I dunno. My first wife always described her third marriage (which was NOT the one to me BTW :dubious:) as a “good marriage” that broke up amicably when they couldn’t agree on her career ambitions. But she’s also told me that before the divorce she had gained a lot of weight and was drinking heavily. I’ve always thought that what she described as a successful marriage was, in fact, a successful divorce.
But you seem to think that marriage should only be entered into if both parties envision remaining wed until one or the other is grub grub. Since you’re saying divorce nonetheless should be allowable, I assume you’re also okay with people deciding to break the commitment if circumstances change. Why, then, do you oppose people recognizing that possibility?
I disagree that “circumstances change.” Divorce just means one or both broke their commitment. They should, by all means, be legally allowed to do it, but the marriage is still a failure and it’s an insult to the institution to hedge that commitment at the outset. If they can’t promise to cmmit to the person for life, “for better or for worse,” then what they’re doing isn’t a marriage. If you take that away from the definition of marriage then nothing is left. It’s just an empty ceremony with no meaning.

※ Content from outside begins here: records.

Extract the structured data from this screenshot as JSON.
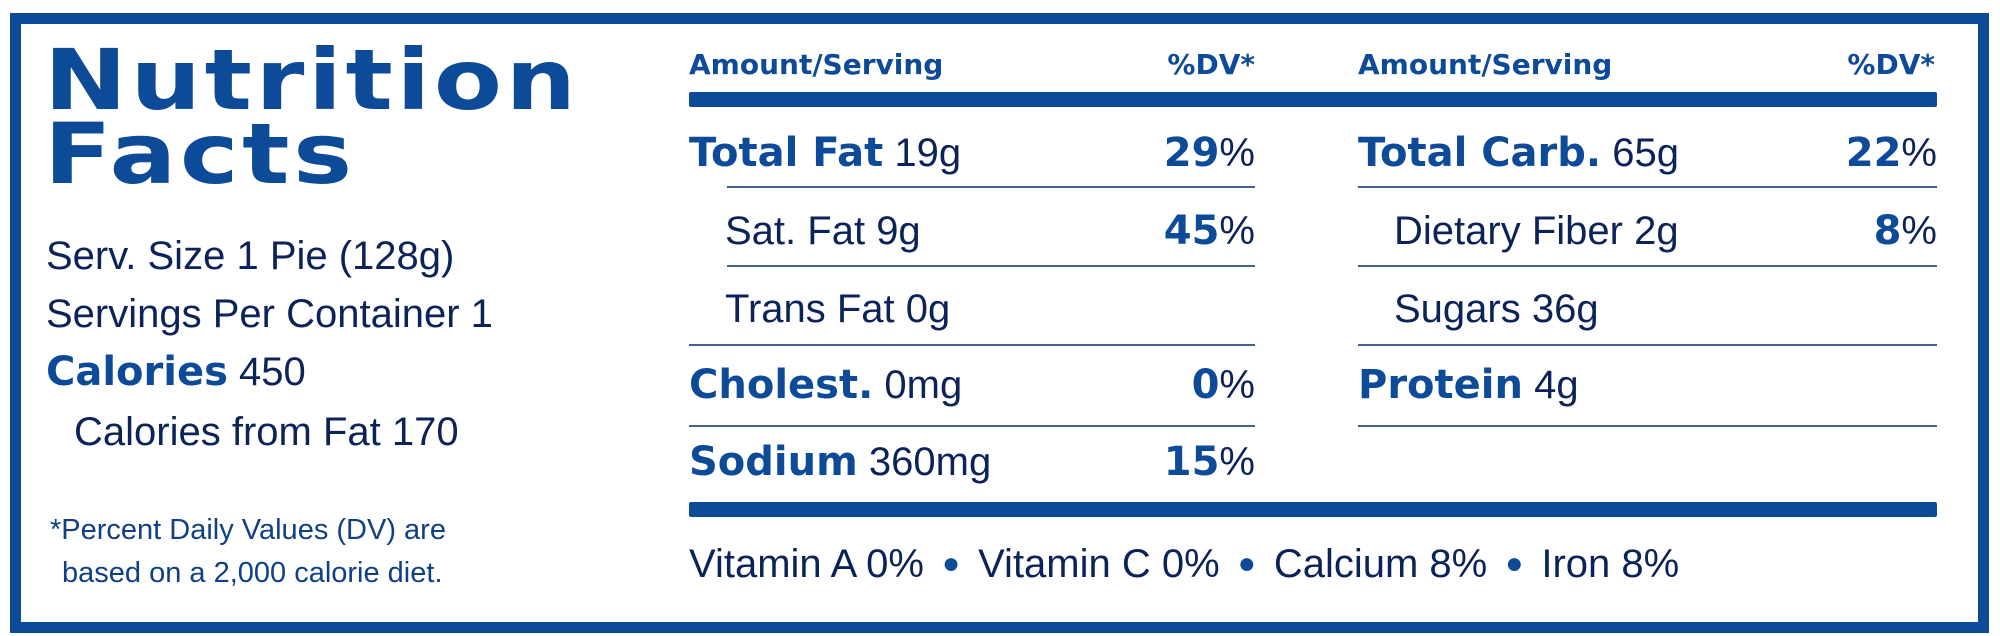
{
  "title": {
    "line1": "Nutrition",
    "line2": "Facts"
  },
  "serving": {
    "size_label": "Serv. Size",
    "size_value": "1 Pie (128g)",
    "per_container_label": "Servings Per Container",
    "per_container_value": "1",
    "calories_label": "Calories",
    "calories_value": "450",
    "calories_fat_label": "Calories from Fat",
    "calories_fat_value": "170"
  },
  "footnote": {
    "line1": "*Percent Daily Values (DV) are",
    "line2": "based on a 2,000 calorie diet."
  },
  "headers": {
    "amount": "Amount/Serving",
    "dv": "%DV*"
  },
  "left_rows": [
    {
      "label": "Total Fat",
      "amount": "19g",
      "dv": "29",
      "bold": true
    },
    {
      "label": "Sat. Fat",
      "amount": "9g",
      "dv": "45",
      "bold": false
    },
    {
      "label": "Trans Fat",
      "amount": "0g",
      "dv": "",
      "bold": false
    },
    {
      "label": "Cholest.",
      "amount": "0mg",
      "dv": "0",
      "bold": true
    },
    {
      "label": "Sodium",
      "amount": "360mg",
      "dv": "15",
      "bold": true
    }
  ],
  "right_rows": [
    {
      "label": "Total Carb.",
      "amount": "65g",
      "dv": "22",
      "bold": true
    },
    {
      "label": "Dietary Fiber",
      "amount": "2g",
      "dv": "8",
      "bold": false
    },
    {
      "label": "Sugars",
      "amount": "36g",
      "dv": "",
      "bold": false
    },
    {
      "label": "Protein",
      "amount": "4g",
      "dv": "",
      "bold": true
    }
  ],
  "percent_sign": "%",
  "vitamins": [
    "Vitamin A 0%",
    "Vitamin C 0%",
    "Calcium 8%",
    "Iron 8%"
  ],
  "colors": {
    "brand": "#0d4a98",
    "text": "#0b2358"
  }
}
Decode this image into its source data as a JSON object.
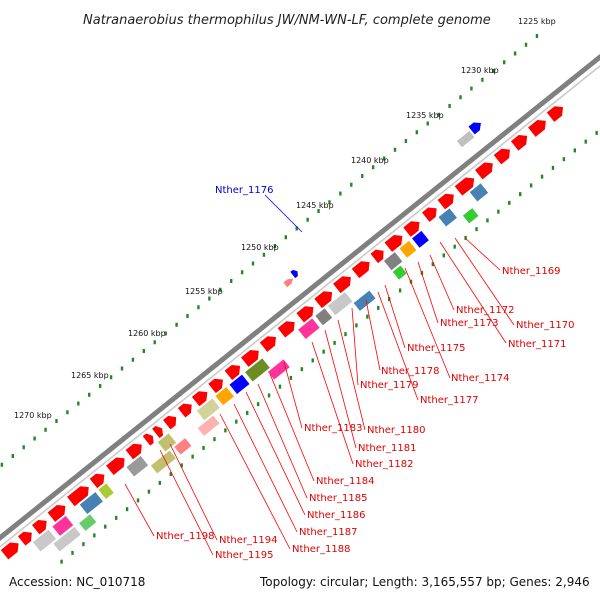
{
  "map": {
    "title": "Natranaerobius thermophilus JW/NM-WN-LF, complete genome",
    "accession": "Accession: NC_010718",
    "summary": "Topology: circular; Length: 3,165,557 bp; Genes: 2,946"
  },
  "scale_labels": [
    "1225 kbp",
    "1230 kbp",
    "1235 kbp",
    "1240 kbp",
    "1245 kbp",
    "1250 kbp",
    "1255 kbp",
    "1260 kbp",
    "1265 kbp",
    "1270 kbp"
  ],
  "highlighted_gene": "Nther_1176",
  "gene_labels": [
    "Nther_1169",
    "Nther_1170",
    "Nther_1171",
    "Nther_1172",
    "Nther_1173",
    "Nther_1174",
    "Nther_1175",
    "Nther_1177",
    "Nther_1178",
    "Nther_1179",
    "Nther_1180",
    "Nther_1181",
    "Nther_1182",
    "Nther_1183",
    "Nther_1184",
    "Nther_1185",
    "Nther_1186",
    "Nther_1187",
    "Nther_1188",
    "Nther_1194",
    "Nther_1195",
    "Nther_1198"
  ],
  "colors": {
    "gene_forward": "#ff0000",
    "label_line": "#ff0000",
    "highlight": "#0000ff",
    "backbone": "#808080",
    "gc_dots": "#228822"
  }
}
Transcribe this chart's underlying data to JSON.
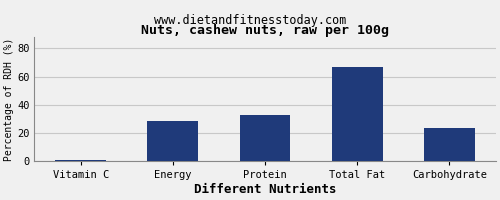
{
  "title": "Nuts, cashew nuts, raw per 100g",
  "subtitle": "www.dietandfitnesstoday.com",
  "xlabel": "Different Nutrients",
  "ylabel": "Percentage of RDH (%)",
  "categories": [
    "Vitamin C",
    "Energy",
    "Protein",
    "Total Fat",
    "Carbohydrate"
  ],
  "values": [
    1.0,
    28.5,
    33.0,
    67.0,
    23.5
  ],
  "bar_color": "#1f3a7a",
  "ylim": [
    0,
    88
  ],
  "yticks": [
    0,
    20,
    40,
    60,
    80
  ],
  "background_color": "#f0f0f0",
  "plot_bg_color": "#f0f0f0",
  "grid_color": "#c8c8c8",
  "title_fontsize": 9.5,
  "subtitle_fontsize": 8.5,
  "xlabel_fontsize": 9,
  "ylabel_fontsize": 7,
  "tick_fontsize": 7.5,
  "bar_width": 0.55
}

I once referred to my dad’s first marriage–which ended some years before he met my mother–as having “not worked out”, and oddly enough, he corrected me: he felt like they did each other a lot of good for a time–they were young and poor and putting themselves through college and they formed a really effective team for that purpose. In the end, the post-college lives they wanted turned out to be very different, and while I don’t think the divorce was easy by any means, from the perspective of 30-odd years (many of them much more happily married to my mother), he feels that in the balance the marriage did more good than harm in his (and her) development.
There’s all sorts of measures. Success of children, for example, I would rate higher than length. In my marriage, I would say that my wife standing next to me when times were hard is as solid a measure of success as anything else.
Please work on your reading comprehension, sir. I added the qualification to assure Shodan that I was NOT trying to do a gotcha. I was not implying that he or anyone else believed that one partner could kill the other without breaking her or his vows.
Okay, I can see if, for instance, one partner were incurably ill and in agony, and the other upped her or his morphine. Can you name another?
I can probably think of more if I try hard. Accidents, for instance, or in some bizarro, Skald-like hypotheis where one has to kill the other to save the galaxy or something.
What’s your point?
Here’s another one – a Masada-like situation. The Romans are coming. If they get you alive, the will rape, torture and kill you both. So, at her request, you shoot her and then yourself to ave you both from a fate worse than death.
You can change Romans to zombies and that would work too.
That doesn’t mean that you should embark on your adventure thinking you won’t try.
Seriously, if you’re standing at the altar (or whatever) thinking “Well, I’ll give this a shot, I can always get divorced if it doesn’t work out”, you are not, in any meaningful emotional way, getting married. You’re getting legally married, but again… don’t expect me to buy you a Cuisinart, because it’s not a celebratory event.
Some people feel ‘as sure as they can be’ but not utterly certain when they get married. It doesnt necessarily meant they’re destined for divorce, just that they handle anxiety in a different way from others or have had more bad relationship experiences beforehand. If you have someone you were utterly certain was the one turn out to really really not be, a few butterflies the second time round is hardly unreasonable.
Also its always a crapshoot how the two of you will be together after a variety of life experiences together. There are any number of things that can happen in life that can ruin a marriage that was otherwise doing well. Brain damage is one obvious example where its a question of whether you see the ‘person’ as still being alive or not, and will divide along ideological grounds about whether the marriage is a ‘failure’ or not if the person then divorces them.